My district is going 1:1 chromebooks in the middle schools this fall, which is going to be a benefit and a curse as teachers learn how to build skills in their classroom in an online environment and find useful resources for students to use.  I think Desmos is going to be key for teachers because of its many uses and the awesome new features they shared with us today.

My FAVORITE PART – Desmos shared a new organization of the teacher.desmos.com landing page, bundles of topic based & sequenced activities with helpful notes on how they build upon each other, and the really awesome labs option which enables teachers to use the brand new customizable feature for the ever popular marbleslides activity and the BRAND NEW  create your own card sort feature. I kid you not, you would have thought it was Christmas the way we all freaked out over the card sort. Well, we also freaked out over the free Desmos socks, but I think the card sort wins overall.
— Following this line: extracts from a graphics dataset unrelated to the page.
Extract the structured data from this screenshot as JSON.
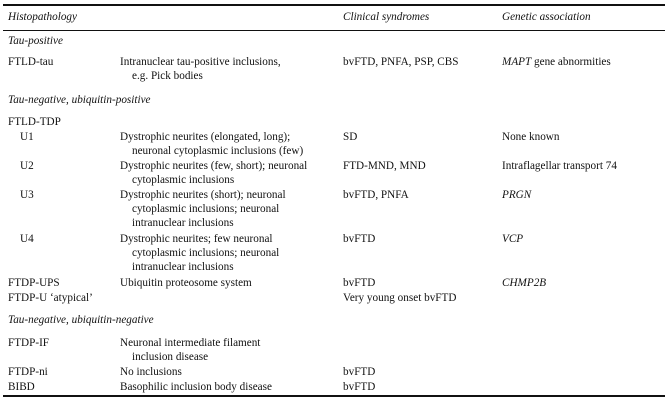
{
  "header": {
    "histopathology": "Histopathology",
    "clinical": "Clinical syndromes",
    "genetic": "Genetic association"
  },
  "rows": [
    {
      "type": "section",
      "label": "Tau-positive"
    },
    {
      "type": "row",
      "name": "FTLD-tau",
      "desc": [
        "Intranuclear tau-positive inclusions,",
        "e.g. Pick bodies"
      ],
      "clinical": "bvFTD, PNFA, PSP, CBS",
      "gene_italic": "MAPT",
      "gene_rest": " gene abnormities"
    },
    {
      "type": "section",
      "label": "Tau-negative, ubiquitin-positive"
    },
    {
      "type": "row",
      "name": "FTLD-TDP",
      "desc": []
    },
    {
      "type": "sub",
      "name": "U1",
      "desc": [
        "Dystrophic neurites (elongated, long);",
        "neuronal cytoplasmic inclusions (few)"
      ],
      "clinical": "SD",
      "gene_rest": "None known"
    },
    {
      "type": "sub",
      "name": "U2",
      "desc": [
        "Dystrophic neurites (few, short); neuronal",
        "cytoplasmic inclusions"
      ],
      "clinical": "FTD-MND, MND",
      "gene_rest": "Intraflagellar transport 74"
    },
    {
      "type": "sub",
      "name": "U3",
      "desc": [
        "Dystrophic neurites (short); neuronal",
        "cytoplasmic inclusions; neuronal",
        "intranuclear inclusions"
      ],
      "clinical": "bvFTD, PNFA",
      "gene_italic": "PRGN"
    },
    {
      "type": "sub",
      "name": "U4",
      "desc": [
        "Dystrophic neurites; few neuronal",
        "cytoplasmic inclusions; neuronal",
        "intranuclear inclusions"
      ],
      "clinical": "bvFTD",
      "gene_italic": "VCP"
    },
    {
      "type": "row",
      "name": "FTDP-UPS",
      "desc": [
        "Ubiquitin proteosome system"
      ],
      "clinical": "bvFTD",
      "gene_italic": "CHMP2B"
    },
    {
      "type": "row",
      "name": "FTDP-U ‘atypical’",
      "desc": [],
      "clinical": "Very young onset bvFTD"
    },
    {
      "type": "section",
      "label": "Tau-negative, ubiquitin-negative"
    },
    {
      "type": "row",
      "name": "FTDP-IF",
      "desc": [
        "Neuronal intermediate filament",
        "inclusion disease"
      ]
    },
    {
      "type": "row",
      "name": "FTDP-ni",
      "desc": [
        "No inclusions"
      ],
      "clinical": "bvFTD"
    },
    {
      "type": "row",
      "name": "BIBD",
      "desc": [
        "Basophilic inclusion body disease"
      ],
      "clinical": "bvFTD"
    }
  ]
}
Things you can do with the card sort:
*Drag and drop images from card sorts you already own that are paper copies or electronic copies.  (While this isn’t the BEST use of Desmos, it is the easiest way to get started with the sorts initially.This isn’t the best because you can’t edit and change easily when the cards are images. Creating them using Desmos would be the best, most modifiable option.)
*Gather data on the card sorts…think about doing a paper card sort…you would walk around and see how students were sorting the cards, but wouldn’t really know if ALL of the sorted the same way or if they all had the same misconceptions or the same successes. GUESS WHAT? Desmos gives you data! Like amazing, real time, USEFUL data to guide your lesson, to guide your teaching, to make you a better teacher for your students! It will show you the sorts with all the names of the students that sorted that way…just think of what you could do with that.  Data you didn’t have before and it’s real time in your face, ready for you to use. The impact this can have in the classroom the same day you use the sort is amazing.
*Share your sorts with other teachers easily by sharing the link.
*DUPLICATE a shared sort so you can modify it, enhance it and make it something to work for your specific students.  When you duplicate the sorts, they become YOUR sorts and show up under Custom so you can use or edit them as needed.

Of course, the teachers of the MTBoS that were in attendance started creating card sorts left and right and created a google spreadsheet to share the links to them so you can duplicate and use. Because we are going 1:1 this year, I can’t wait to share the card sort feature with my district teachers. I see it as a great way to introduce Desmos in a new light to get them using it more.

Desmos has also made its graphing calculator fully accessible for visually impaired and blind students. You can enable voiceover on your device (command + F5 on mac)*, Desmos will read the expressions mathematically (ex: reading sin as “sine” instead of s-i-n) and it will give students helpful hints where they are as they work through the expression (ex: saying subscript, superscript, reading the opening and closing of grouping symbols). It is also capable of playing through a graph left to right across the screen to give a pitched audio representation of whatever has been graphed. It sounds like music! So of course a handful of teachers took the task of recreating songs using Desmos. And if they can get so excited about it, imagine what your students would do to try something like that out, even if it isn’t directly content related.  Think of the exploring, learning, stretching and sharing students would do with each other as they work to figure it out.

*It doesn’t work on ipad devices and to get it to work on a PC, try using this http://www.windoweyesforoffice.com/ and let me know if you can get it to work. I can’t get the native accessibility options to work on my PC. For a Chromebook, Enable accessibility on chromebook. click bottom right (near account pic),choose settings,advanced settings,check enable chromevox.